Selected Essays is unlike any other Legenda series: rather than carrying entirely new monographs and collective volumes, we invite a single author at a time to sample from his or her entire career of work, aiming to make previously hard-to-find pieces available, and placing the whole in context. Some of the essays are from books, some from journal articles: some famous, and others hardly-noticed until now. New introductions offer the author a chance to self-assess, so to speak: to comment on his or her own methods.

We publish just two or three Selected Essays books each year, and we're very pleased now to announce a new one: volume 10, by the Edinburgh-based Peter Dayan, which will be called For the Love of Art.
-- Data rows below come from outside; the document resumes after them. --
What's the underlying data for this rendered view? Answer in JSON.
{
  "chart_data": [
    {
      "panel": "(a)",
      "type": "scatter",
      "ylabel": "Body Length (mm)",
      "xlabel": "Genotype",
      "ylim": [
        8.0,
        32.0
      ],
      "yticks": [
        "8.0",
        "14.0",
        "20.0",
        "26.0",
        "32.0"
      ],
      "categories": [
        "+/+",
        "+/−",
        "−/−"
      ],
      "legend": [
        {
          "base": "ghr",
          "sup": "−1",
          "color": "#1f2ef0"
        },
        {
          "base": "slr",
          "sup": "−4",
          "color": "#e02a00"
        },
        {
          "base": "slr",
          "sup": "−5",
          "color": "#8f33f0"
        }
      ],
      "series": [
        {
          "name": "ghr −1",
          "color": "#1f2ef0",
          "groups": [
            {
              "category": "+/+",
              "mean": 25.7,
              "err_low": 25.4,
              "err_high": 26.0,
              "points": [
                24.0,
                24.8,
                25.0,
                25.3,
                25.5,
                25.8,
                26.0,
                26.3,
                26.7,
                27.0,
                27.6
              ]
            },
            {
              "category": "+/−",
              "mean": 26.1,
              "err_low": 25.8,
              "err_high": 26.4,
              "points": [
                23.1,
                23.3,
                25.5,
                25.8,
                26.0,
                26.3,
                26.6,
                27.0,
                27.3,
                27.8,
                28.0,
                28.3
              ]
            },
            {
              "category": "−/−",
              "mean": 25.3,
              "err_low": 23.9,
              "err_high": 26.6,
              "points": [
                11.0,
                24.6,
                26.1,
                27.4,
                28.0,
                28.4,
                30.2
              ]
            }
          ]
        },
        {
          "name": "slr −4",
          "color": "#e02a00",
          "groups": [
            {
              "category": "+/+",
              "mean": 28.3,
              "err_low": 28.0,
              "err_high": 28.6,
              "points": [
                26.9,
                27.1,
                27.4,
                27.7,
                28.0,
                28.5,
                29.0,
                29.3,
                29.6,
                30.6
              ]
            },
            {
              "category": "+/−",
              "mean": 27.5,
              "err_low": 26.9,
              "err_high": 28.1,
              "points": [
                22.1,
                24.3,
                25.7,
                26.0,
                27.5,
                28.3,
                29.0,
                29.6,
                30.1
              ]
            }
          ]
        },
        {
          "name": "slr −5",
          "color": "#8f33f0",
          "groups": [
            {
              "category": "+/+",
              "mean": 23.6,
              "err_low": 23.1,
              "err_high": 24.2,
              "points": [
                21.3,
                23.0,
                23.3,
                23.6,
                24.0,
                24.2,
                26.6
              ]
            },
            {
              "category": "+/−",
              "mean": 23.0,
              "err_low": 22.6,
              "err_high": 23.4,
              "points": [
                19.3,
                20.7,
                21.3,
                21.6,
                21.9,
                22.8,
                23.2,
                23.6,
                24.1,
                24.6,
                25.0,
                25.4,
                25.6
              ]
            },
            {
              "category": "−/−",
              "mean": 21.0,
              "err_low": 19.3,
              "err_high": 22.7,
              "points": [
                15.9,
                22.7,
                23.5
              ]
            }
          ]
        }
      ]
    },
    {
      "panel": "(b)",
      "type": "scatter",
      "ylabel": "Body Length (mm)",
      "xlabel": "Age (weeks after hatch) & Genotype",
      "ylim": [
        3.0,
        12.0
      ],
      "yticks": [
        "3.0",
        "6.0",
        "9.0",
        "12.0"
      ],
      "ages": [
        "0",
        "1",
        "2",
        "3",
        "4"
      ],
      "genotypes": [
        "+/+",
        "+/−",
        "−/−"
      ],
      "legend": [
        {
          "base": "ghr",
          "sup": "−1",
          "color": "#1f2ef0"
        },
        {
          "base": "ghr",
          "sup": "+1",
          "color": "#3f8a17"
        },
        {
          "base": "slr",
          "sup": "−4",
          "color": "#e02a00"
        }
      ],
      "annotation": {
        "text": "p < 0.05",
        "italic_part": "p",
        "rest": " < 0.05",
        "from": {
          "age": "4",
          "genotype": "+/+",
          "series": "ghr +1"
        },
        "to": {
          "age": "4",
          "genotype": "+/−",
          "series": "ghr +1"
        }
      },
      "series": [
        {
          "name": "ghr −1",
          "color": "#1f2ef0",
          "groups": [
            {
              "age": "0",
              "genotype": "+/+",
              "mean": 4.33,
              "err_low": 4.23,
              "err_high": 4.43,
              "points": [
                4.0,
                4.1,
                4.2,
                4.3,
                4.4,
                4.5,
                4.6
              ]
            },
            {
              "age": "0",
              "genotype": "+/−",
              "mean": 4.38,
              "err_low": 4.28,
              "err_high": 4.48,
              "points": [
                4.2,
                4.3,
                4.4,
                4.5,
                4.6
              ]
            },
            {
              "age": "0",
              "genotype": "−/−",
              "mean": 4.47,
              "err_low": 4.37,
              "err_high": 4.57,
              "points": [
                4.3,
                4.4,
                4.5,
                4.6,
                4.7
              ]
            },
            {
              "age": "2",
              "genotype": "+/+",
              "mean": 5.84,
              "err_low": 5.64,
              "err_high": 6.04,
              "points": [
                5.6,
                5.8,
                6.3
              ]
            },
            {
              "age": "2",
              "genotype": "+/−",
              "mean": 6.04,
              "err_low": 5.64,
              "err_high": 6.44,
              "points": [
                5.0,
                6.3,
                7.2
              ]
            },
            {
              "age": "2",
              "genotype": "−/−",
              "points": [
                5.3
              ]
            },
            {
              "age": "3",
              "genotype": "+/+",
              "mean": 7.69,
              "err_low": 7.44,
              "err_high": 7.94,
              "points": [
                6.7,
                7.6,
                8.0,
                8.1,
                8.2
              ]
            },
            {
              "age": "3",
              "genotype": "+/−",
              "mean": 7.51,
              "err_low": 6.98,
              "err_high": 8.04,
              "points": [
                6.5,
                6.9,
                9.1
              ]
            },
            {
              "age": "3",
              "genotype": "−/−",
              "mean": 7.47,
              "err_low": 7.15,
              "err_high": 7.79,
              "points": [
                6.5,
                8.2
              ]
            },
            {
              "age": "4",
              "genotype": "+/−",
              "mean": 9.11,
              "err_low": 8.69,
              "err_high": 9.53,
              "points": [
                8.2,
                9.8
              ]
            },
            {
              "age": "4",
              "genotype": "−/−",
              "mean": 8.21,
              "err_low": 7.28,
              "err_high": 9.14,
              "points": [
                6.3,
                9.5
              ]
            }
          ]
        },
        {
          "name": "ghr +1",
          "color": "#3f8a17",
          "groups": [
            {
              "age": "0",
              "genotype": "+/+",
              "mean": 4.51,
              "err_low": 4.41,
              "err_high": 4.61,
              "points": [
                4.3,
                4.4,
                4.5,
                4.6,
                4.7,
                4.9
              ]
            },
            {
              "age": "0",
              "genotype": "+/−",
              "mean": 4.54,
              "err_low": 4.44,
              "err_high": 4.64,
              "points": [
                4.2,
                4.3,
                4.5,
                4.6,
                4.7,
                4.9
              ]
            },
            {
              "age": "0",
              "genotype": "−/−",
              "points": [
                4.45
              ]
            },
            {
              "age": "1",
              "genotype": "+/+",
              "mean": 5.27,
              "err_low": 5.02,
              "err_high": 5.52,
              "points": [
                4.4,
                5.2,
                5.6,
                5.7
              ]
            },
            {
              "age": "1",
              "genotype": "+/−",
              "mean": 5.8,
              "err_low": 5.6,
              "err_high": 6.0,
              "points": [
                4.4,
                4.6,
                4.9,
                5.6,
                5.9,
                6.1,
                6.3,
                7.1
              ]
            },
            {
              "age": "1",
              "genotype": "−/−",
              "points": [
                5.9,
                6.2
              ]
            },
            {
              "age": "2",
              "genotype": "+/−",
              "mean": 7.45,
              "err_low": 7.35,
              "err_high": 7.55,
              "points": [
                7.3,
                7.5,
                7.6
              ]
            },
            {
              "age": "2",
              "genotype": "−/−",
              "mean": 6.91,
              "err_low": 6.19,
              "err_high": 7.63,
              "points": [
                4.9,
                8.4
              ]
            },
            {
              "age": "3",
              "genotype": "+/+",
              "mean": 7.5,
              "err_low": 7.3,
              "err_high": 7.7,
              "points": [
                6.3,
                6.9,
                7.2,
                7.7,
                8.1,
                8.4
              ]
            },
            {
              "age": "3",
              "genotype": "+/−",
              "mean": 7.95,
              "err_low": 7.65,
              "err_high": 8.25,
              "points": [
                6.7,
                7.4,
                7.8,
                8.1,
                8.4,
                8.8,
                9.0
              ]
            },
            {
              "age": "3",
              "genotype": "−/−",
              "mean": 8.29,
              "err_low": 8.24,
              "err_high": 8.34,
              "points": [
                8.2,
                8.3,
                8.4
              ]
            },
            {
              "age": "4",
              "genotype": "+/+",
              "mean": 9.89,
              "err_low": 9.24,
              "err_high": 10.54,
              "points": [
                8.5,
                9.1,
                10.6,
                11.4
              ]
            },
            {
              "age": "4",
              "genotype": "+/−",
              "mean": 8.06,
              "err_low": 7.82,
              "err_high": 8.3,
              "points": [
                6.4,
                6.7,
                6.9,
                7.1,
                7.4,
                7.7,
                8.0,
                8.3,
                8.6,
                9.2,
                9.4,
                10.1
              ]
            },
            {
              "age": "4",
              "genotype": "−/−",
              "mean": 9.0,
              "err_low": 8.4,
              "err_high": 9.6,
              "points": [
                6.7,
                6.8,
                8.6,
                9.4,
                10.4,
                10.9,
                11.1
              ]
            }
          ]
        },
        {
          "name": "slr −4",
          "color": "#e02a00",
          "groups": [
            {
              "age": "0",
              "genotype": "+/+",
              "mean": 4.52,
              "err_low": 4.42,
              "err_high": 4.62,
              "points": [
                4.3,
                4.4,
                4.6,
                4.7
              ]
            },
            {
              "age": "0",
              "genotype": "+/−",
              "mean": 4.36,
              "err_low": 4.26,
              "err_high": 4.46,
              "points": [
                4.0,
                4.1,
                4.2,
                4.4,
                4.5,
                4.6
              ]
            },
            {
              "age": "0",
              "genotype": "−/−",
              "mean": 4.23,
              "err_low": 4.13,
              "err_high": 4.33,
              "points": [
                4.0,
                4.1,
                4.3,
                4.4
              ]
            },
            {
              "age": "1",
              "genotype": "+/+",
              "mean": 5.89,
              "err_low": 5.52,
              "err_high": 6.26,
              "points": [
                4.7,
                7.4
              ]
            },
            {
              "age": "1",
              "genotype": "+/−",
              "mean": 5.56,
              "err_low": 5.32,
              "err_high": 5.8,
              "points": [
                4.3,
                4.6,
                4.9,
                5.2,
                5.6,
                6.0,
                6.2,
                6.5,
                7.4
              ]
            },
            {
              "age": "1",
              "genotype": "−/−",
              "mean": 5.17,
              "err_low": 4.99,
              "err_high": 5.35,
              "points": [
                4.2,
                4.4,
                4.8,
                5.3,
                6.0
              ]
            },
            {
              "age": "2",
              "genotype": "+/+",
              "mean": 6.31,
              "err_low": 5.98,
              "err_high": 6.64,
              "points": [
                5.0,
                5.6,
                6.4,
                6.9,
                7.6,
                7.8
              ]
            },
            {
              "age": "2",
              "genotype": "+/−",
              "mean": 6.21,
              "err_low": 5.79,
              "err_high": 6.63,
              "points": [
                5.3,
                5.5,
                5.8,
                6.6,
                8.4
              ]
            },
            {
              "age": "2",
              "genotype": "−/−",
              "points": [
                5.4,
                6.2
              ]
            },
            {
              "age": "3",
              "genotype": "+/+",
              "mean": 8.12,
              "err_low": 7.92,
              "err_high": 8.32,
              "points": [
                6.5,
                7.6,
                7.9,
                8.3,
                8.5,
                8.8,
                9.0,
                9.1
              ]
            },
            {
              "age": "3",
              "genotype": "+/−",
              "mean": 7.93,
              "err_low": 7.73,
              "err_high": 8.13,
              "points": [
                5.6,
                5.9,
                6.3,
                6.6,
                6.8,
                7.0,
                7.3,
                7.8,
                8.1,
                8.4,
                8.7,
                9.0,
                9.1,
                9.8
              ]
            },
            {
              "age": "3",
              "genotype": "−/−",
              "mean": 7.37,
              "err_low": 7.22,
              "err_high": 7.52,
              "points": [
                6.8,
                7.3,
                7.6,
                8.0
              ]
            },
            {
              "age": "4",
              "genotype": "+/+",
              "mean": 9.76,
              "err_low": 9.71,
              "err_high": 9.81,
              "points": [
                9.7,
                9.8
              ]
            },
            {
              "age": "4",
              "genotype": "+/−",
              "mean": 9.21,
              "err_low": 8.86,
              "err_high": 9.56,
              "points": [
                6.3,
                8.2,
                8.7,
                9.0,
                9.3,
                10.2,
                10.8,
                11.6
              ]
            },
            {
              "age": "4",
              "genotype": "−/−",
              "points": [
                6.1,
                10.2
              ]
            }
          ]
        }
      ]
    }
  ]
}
Peter is above all concerned with intermediality: that is, with the interplay between music, art and literature, which often all come together in his work. Our cover shows one of Peter's case studies: the musical scores are by Erik Satie, while the images facing them are paintings by Henri Rivière. This attractive but rather curious book was in fact a souvenir, or an adaptation — take your pick — of a Montmartre cabaret performance called Le Tentation de saint Antoine. Music and image must tell the whole story here, since, a little enigmatically, none of what we might call the 'book of the musical' — that's to say, the words, the plot, and all of that — is included. What is going on here? Peter's essays look at just this sort of meeting of art forms: many confluences of many rivers.

For the Love of Art is due out in our Moving Image series in 2022.